I am doing my first ever Belgian Waffle Ride in a couple of weeks and am super excited about it. I like waffles and I like riding and Belgians are okay as long as they bathe occasionally, so this seems like the perfect ride for me.
Question–what kind of tires should I run? Thinking about switching to tubeless but I’m not sure it’s expensive, new wheelset and everything and I’m pretty handy changing a flat, so with your extensive BWR experience what do you recommend? Tubeless really seem to be the way to go here.
Lots of first-time BWR-ers ask this question because it diverts from the real question, which is, “How much have you actually been training?” when we know the answer is “Hardly at all but I’ve been spending a lot of time on the chat forums and Amazon.”
Essentially for you it won’t matter what kind of tire you “run” because you are doomed to DNF and are in fact a pretty solid candidate to DNS. Tires don’t have anything to do with the Belgian Waffle Ride. They don’t matter at all.
Incredible as that may sound, let me give you a brief history of bicycle tires. They used to be made of leather before they were “improved” into iron. Yeah, you read that right. The first velocipedes had spoked wooden hoops covered with iron on the outside, and the roads, if they had any paving at all, were cobblestones. And the bikes weighed 70-80 pounds or more. And the cyclists rode them for a lot farther over lots harder ground than sunny San Diego in May.
Progress being progress, Charles Goodyear invented vulcanized rubber, which allowed ingenious people who didn’t like having their bones shattered every time the pedals went ’round to put a thin solid layer of rubber around the steel wheel. Mind you, there was no air inside the rubber. It was just hard fucking rubber and miserable beyond words but quite a bit less miserable than steel. Migraines, yes, stress fractures, fewer.
During those days, when the penny-farthing was the only game in town and people rode hundreds, then thousands of miles on roads so horrible you can scarcely imagine, cyclists didn’t worry about their “tires.” What they worried about were “headers,” where you tumble off the front of the penny-farthing head-first and get a permanent brain injury or a spot of death.
Eventually John Dunlop came up with a bike tire in 1887 that was inflatable by using an inner tube.
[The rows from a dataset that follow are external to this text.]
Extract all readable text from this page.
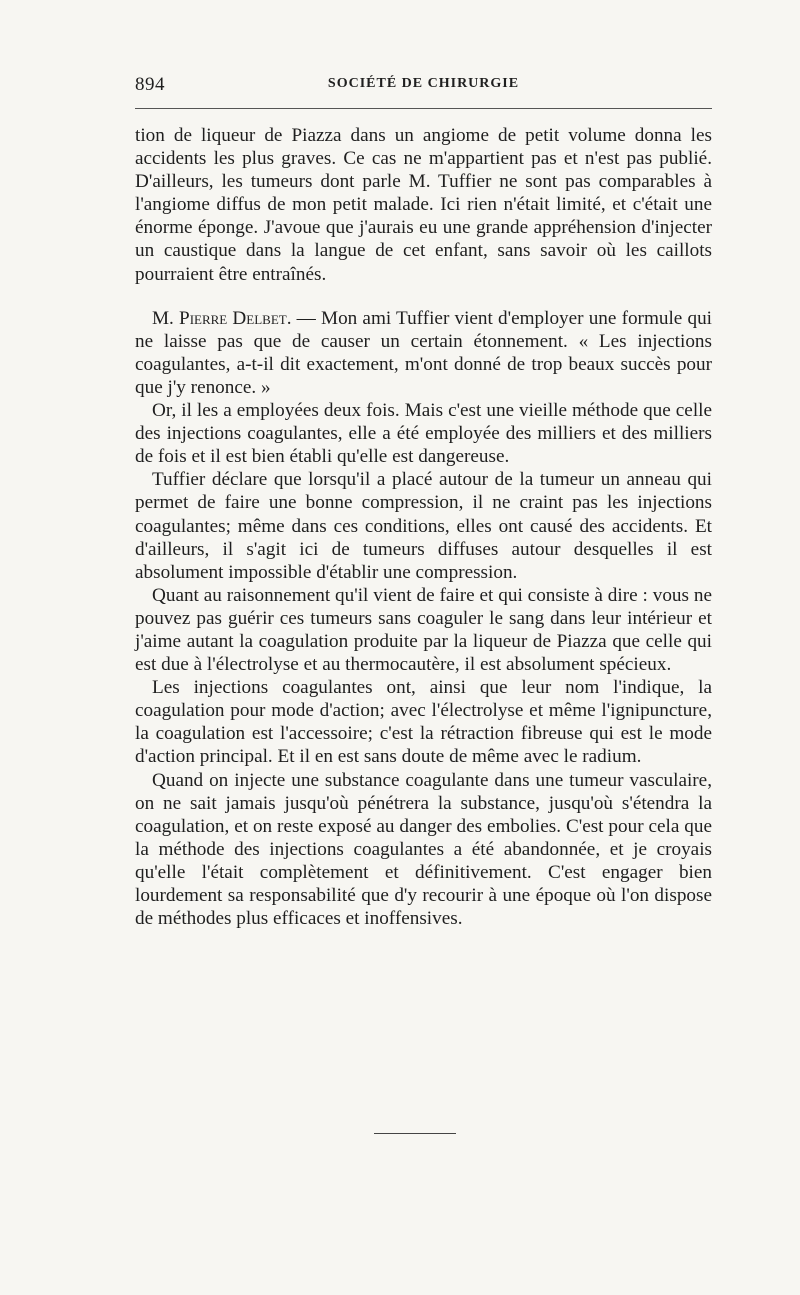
894	SOCIÉTÉ DE CHIRURGIE

tion de liqueur de Piazza dans un angiome de petit volume donna les accidents les plus graves. Ce cas ne m'appartient pas et n'est pas publié. D'ailleurs, les tumeurs dont parle M. Tuffier ne sont pas comparables à l'angiome diffus de mon petit malade. Ici rien n'était limité, et c'était une énorme éponge. J'avoue que j'aurais eu une grande appréhension d'injecter un caustique dans la langue de cet enfant, sans savoir où les caillots pourraient être entraînés.

M. Pierre Delbet. — Mon ami Tuffier vient d'employer une formule qui ne laisse pas que de causer un certain étonnement. « Les injections coagulantes, a-t-il dit exactement, m'ont donné de trop beaux succès pour que j'y renonce. »

Or, il les a employées deux fois. Mais c'est une vieille méthode que celle des injections coagulantes, elle a été employée des milliers et des milliers de fois et il est bien établi qu'elle est dangereuse.

Tuffier déclare que lorsqu'il a placé autour de la tumeur un anneau qui permet de faire une bonne compression, il ne craint pas les injections coagulantes; même dans ces conditions, elles ont causé des accidents. Et d'ailleurs, il s'agit ici de tumeurs diffuses autour desquelles il est absolument impossible d'établir une compression.

Quant au raisonnement qu'il vient de faire et qui consiste à dire : vous ne pouvez pas guérir ces tumeurs sans coaguler le sang dans leur intérieur et j'aime autant la coagulation produite par la liqueur de Piazza que celle qui est due à l'électrolyse et au thermocautère, il est absolument spécieux.

Les injections coagulantes ont, ainsi que leur nom l'indique, la coagulation pour mode d'action; avec l'électrolyse et même l'ignipuncture, la coagulation est l'accessoire; c'est la rétraction fibreuse qui est le mode d'action principal. Et il en est sans doute de même avec le radium.

Quand on injecte une substance coagulante dans une tumeur vasculaire, on ne sait jamais jusqu'où pénétrera la substance, jusqu'où s'étendra la coagulation, et on reste exposé au danger des embolies. C'est pour cela que la méthode des injections coagulantes a été abandonnée, et je croyais qu'elle l'était complètement et définitivement. C'est engager bien lourdement sa responsabilité que d'y recourir à une époque où l'on dispose de méthodes plus efficaces et inoffensives.
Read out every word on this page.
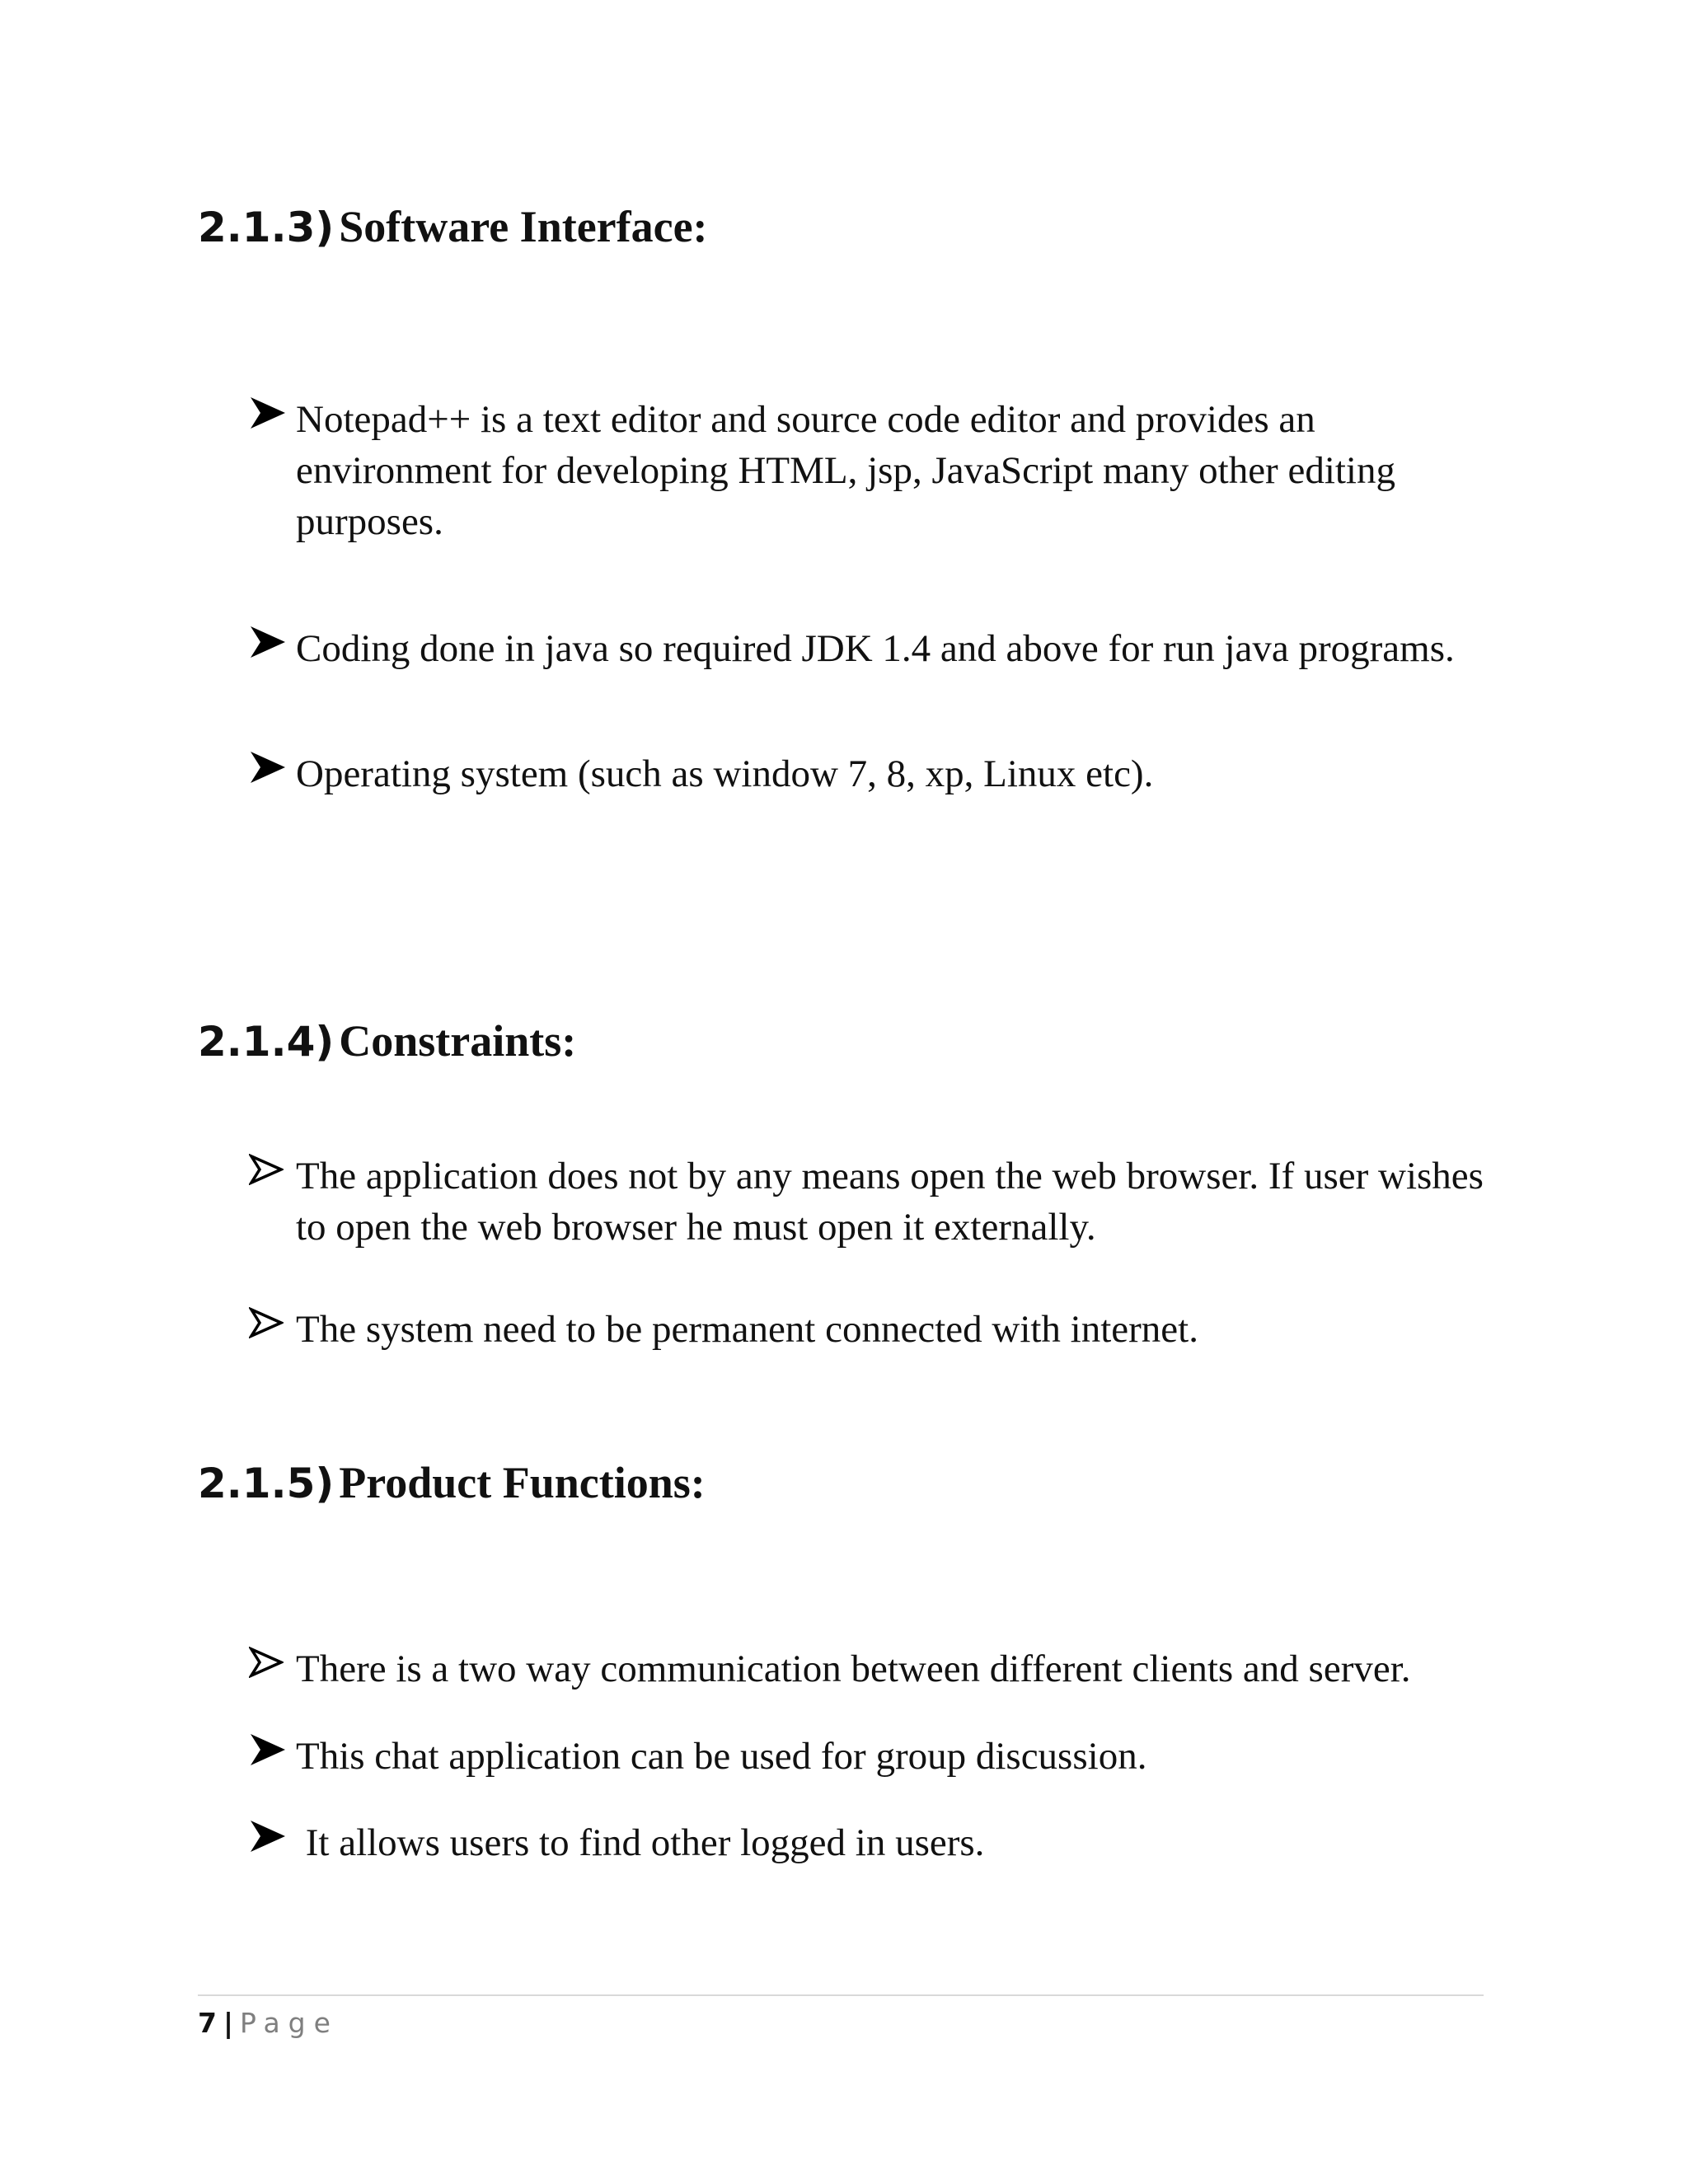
2.1.3) Software Interface:
Notepad++ is a text editor and source code editor and provides an
environment for developing HTML, jsp, JavaScript many other editing
purposes.
Coding done in java so required JDK 1.4 and above for run java programs.
Operating system (such as window 7, 8, xp, Linux etc).
2.1.4) Constraints:
The application does not by any means open the web browser. If user wishes
to open the web browser he must open it externally.
The system need to be permanent connected with internet.
2.1.5) Product Functions:
There is a two way communication between different clients and server.
This chat application can be used for group discussion.
It allows users to find other logged in users.
7 | Page
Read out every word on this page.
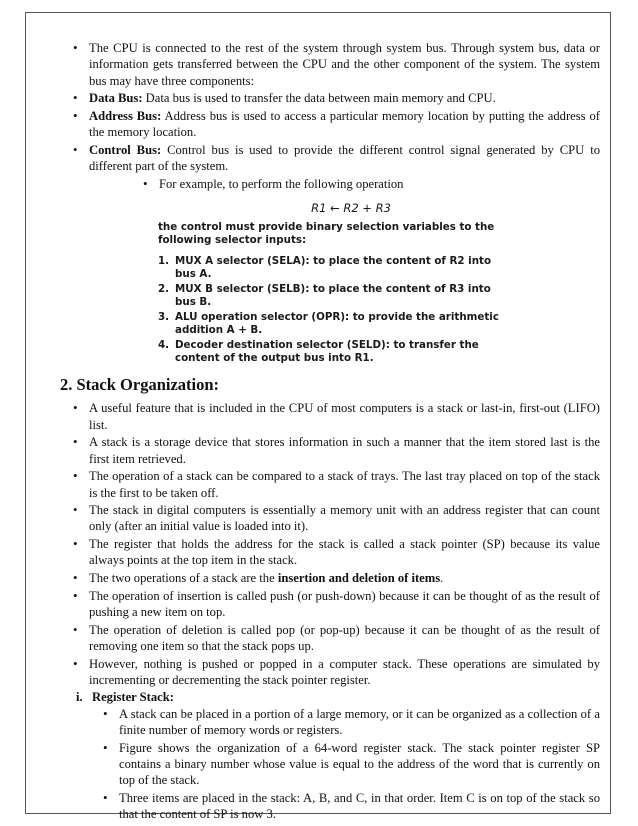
• The CPU is connected to the rest of the system through system bus. Through system bus, data or information gets transferred between the CPU and the other component of the system. The system bus may have three components:
• Data Bus: Data bus is used to transfer the data between main memory and CPU.
• Address Bus: Address bus is used to access a particular memory location by putting the address of the memory location.
• Control Bus: Control bus is used to provide the different control signal generated by CPU to different part of the system.
• For example, to perform the following operation
R1 ← R2 + R3

the control must provide binary selection variables to the following selector inputs:

1. MUX A selector (SELA): to place the content of R2 into bus A.
2. MUX B selector (SELB): to place the content of R3 into bus B.
3. ALU operation selector (OPR): to provide the arithmetic addition A + B.
4. Decoder destination selector (SELD): to transfer the content of the output bus into R1.
2. Stack Organization:
• A useful feature that is included in the CPU of most computers is a stack or last-in, first-out (LIFO) list.
• A stack is a storage device that stores information in such a manner that the item stored last is the first item retrieved.
• The operation of a stack can be compared to a stack of trays. The last tray placed on top of the stack is the first to be taken off.
• The stack in digital computers is essentially a memory unit with an address register that can count only (after an initial value is loaded into it).
• The register that holds the address for the stack is called a stack pointer (SP) because its value always points at the top item in the stack.
• The two operations of a stack are the insertion and deletion of items.
• The operation of insertion is called push (or push-down) because it can be thought of as the result of pushing a new item on top.
• The operation of deletion is called pop (or pop-up) because it can be thought of as the result of removing one item so that the stack pops up.
• However, nothing is pushed or popped in a computer stack. These operations are simulated by incrementing or decrementing the stack pointer register.
i. Register Stack:
• A stack can be placed in a portion of a large memory, or it can be organized as a collection of a finite number of memory words or registers.
• Figure shows the organization of a 64-word register stack. The stack pointer register SP contains a binary number whose value is equal to the address of the word that is currently on top of the stack.
• Three items are placed in the stack: A, B, and C, in that order. Item C is on top of the stack so that the content of SP is now 3.
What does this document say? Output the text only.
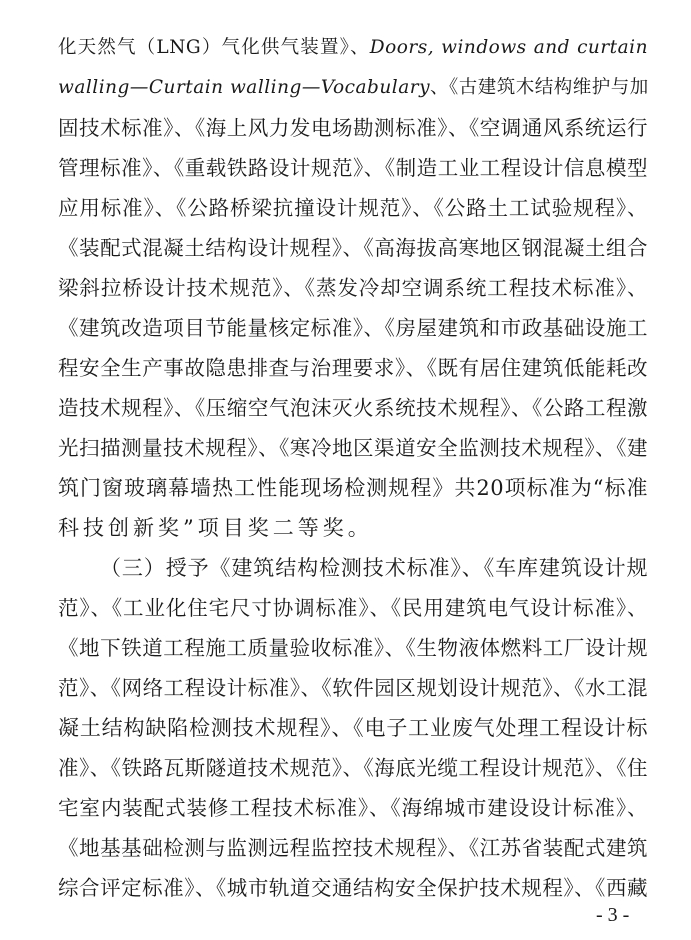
化天然气（LNG）气化供气装置》、Doors, windows and curtain
walling—Curtain walling—Vocabulary、《古建筑木结构维护与加
固技术标准》、《海上风力发电场勘测标准》、《空调通风系统运行
管理标准》、《重载铁路设计规范》、《制造工业工程设计信息模型
应用标准》、《公路桥梁抗撞设计规范》、《公路土工试验规程》、
《装配式混凝土结构设计规程》、《高海拔高寒地区钢混凝土组合
梁斜拉桥设计技术规范》、《蒸发冷却空调系统工程技术标准》、
《建筑改造项目节能量核定标准》、《房屋建筑和市政基础设施工
程安全生产事故隐患排查与治理要求》、《既有居住建筑低能耗改
造技术规程》、《压缩空气泡沫灭火系统技术规程》、《公路工程激
光扫描测量技术规程》、《寒冷地区渠道安全监测技术规程》、《建
筑门窗玻璃幕墙热工性能现场检测规程》共20项标准为“标准
科技创新奖”项目奖二等奖。
（三）授予《建筑结构检测技术标准》、《车库建筑设计规
范》、《工业化住宅尺寸协调标准》、《民用建筑电气设计标准》、
《地下铁道工程施工质量验收标准》、《生物液体燃料工厂设计规
范》、《网络工程设计标准》、《软件园区规划设计规范》、《水工混
凝土结构缺陷检测技术规程》、《电子工业废气处理工程设计标
准》、《铁路瓦斯隧道技术规范》、《海底光缆工程设计规范》、《住
宅室内装配式装修工程技术标准》、《海绵城市建设设计标准》、
《地基基础检测与监测远程监控技术规程》、《江苏省装配式建筑
综合评定标准》、《城市轨道交通结构安全保护技术规程》、《西藏
- 3 -
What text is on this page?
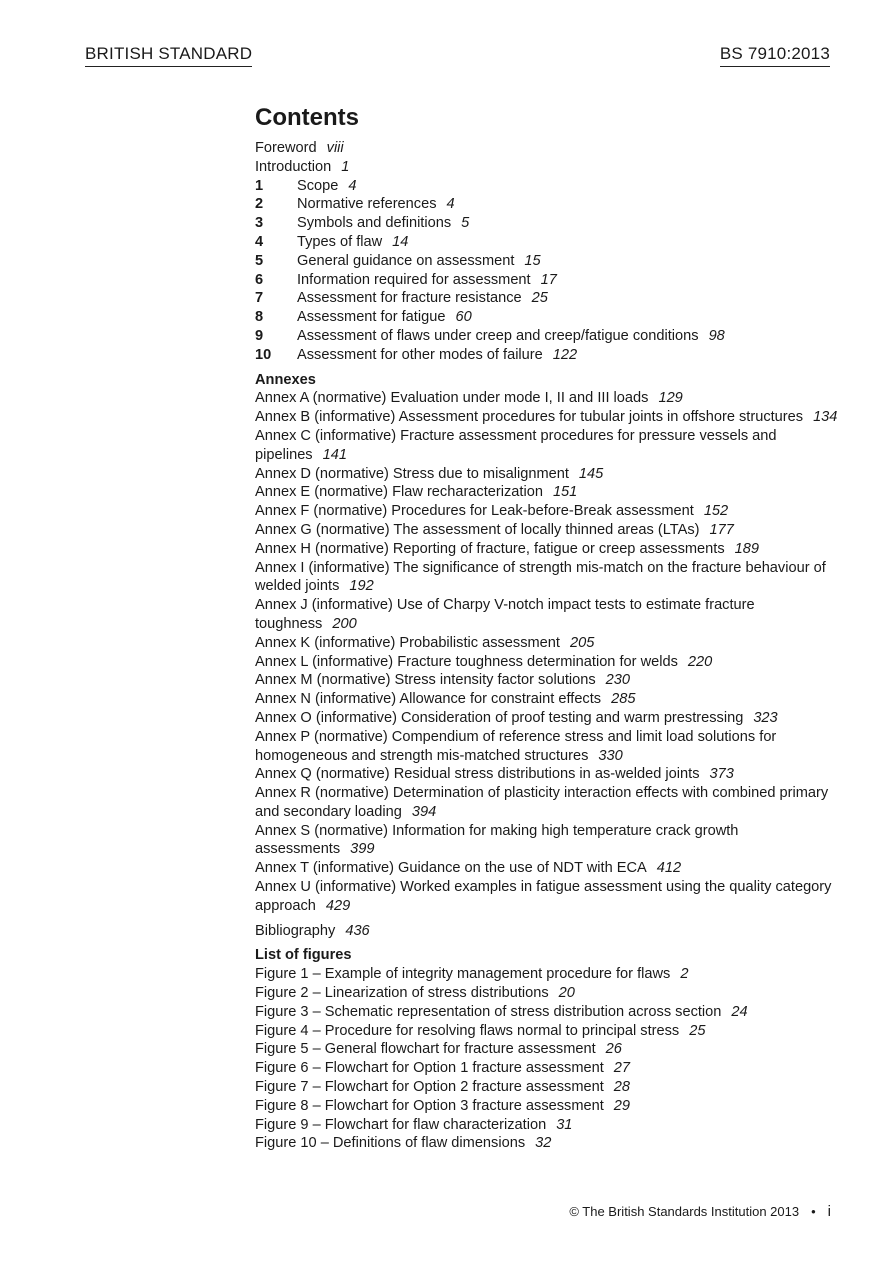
BRITISH STANDARD	BS 7910:2013
Contents
Foreword viii
Introduction 1
1 Scope 4
2 Normative references 4
3 Symbols and definitions 5
4 Types of flaw 14
5 General guidance on assessment 15
6 Information required for assessment 17
7 Assessment for fracture resistance 25
8 Assessment for fatigue 60
9 Assessment of flaws under creep and creep/fatigue conditions 98
10 Assessment for other modes of failure 122
Annexes
Annex A (normative) Evaluation under mode I, II and III loads 129
Annex B (informative) Assessment procedures for tubular joints in offshore structures 134
Annex C (informative) Fracture assessment procedures for pressure vessels and pipelines 141
Annex D (normative) Stress due to misalignment 145
Annex E (normative) Flaw recharacterization 151
Annex F (normative) Procedures for Leak-before-Break assessment 152
Annex G (normative) The assessment of locally thinned areas (LTAs) 177
Annex H (normative) Reporting of fracture, fatigue or creep assessments 189
Annex I (informative) The significance of strength mis-match on the fracture behaviour of welded joints 192
Annex J (informative) Use of Charpy V-notch impact tests to estimate fracture toughness 200
Annex K (informative) Probabilistic assessment 205
Annex L (informative) Fracture toughness determination for welds 220
Annex M (normative) Stress intensity factor solutions 230
Annex N (informative) Allowance for constraint effects 285
Annex O (informative) Consideration of proof testing and warm prestressing 323
Annex P (normative) Compendium of reference stress and limit load solutions for homogeneous and strength mis-matched structures 330
Annex Q (normative) Residual stress distributions in as-welded joints 373
Annex R (normative) Determination of plasticity interaction effects with combined primary and secondary loading 394
Annex S (normative) Information for making high temperature crack growth assessments 399
Annex T (informative) Guidance on the use of NDT with ECA 412
Annex U (informative) Worked examples in fatigue assessment using the quality category approach 429
Bibliography 436
List of figures
Figure 1 – Example of integrity management procedure for flaws 2
Figure 2 – Linearization of stress distributions 20
Figure 3 – Schematic representation of stress distribution across section 24
Figure 4 – Procedure for resolving flaws normal to principal stress 25
Figure 5 – General flowchart for fracture assessment 26
Figure 6 – Flowchart for Option 1 fracture assessment 27
Figure 7 – Flowchart for Option 2 fracture assessment 28
Figure 8 – Flowchart for Option 3 fracture assessment 29
Figure 9 – Flowchart for flaw characterization 31
Figure 10 – Definitions of flaw dimensions 32
© The British Standards Institution 2013 • i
Everyone agreed then, and has agreed ever since, that a cushiony inner tube beats all hell out of iron tires and brain injuries.
My point is not that you are kind of a whiny, spoiled wuss for nattering about your tires, which you clearly are. My point is that the word “tire” is an abbreviation for the word “attire.” Yes, back in the day the “tire” attired the bare wheel. It was a kind of froofy dress-up thing, like guys with plucked eyebrows. Frivolous but hey you are in L.A. and so I guess it’s okay.
This is kind of the same thing with your question about what tire to attire your BWR wheels with. Since you are a froofy kind of person, I’d go with whatever is froofiest, which is probably tubeless, a thing that pairs well with chicken, Bearnaise sauce, and words like “brainless,” “gutless,” and my favorite for BWR first-timers, “hopeless.”
On the other hand, if you want to do the BWR in the spirit with which it was created, you should consider attiring your wheels with leather or iron. You will not get far but people will GTF out of your way when you come screaming down the Lake Hodges rock garden on leather tires. And when you hit Lemontwistenberg with those iron hoops you will not need to hop the curb because your tire will smash the cement into sand.
So to sum up, tubeless for froof, leather/iron for hard people.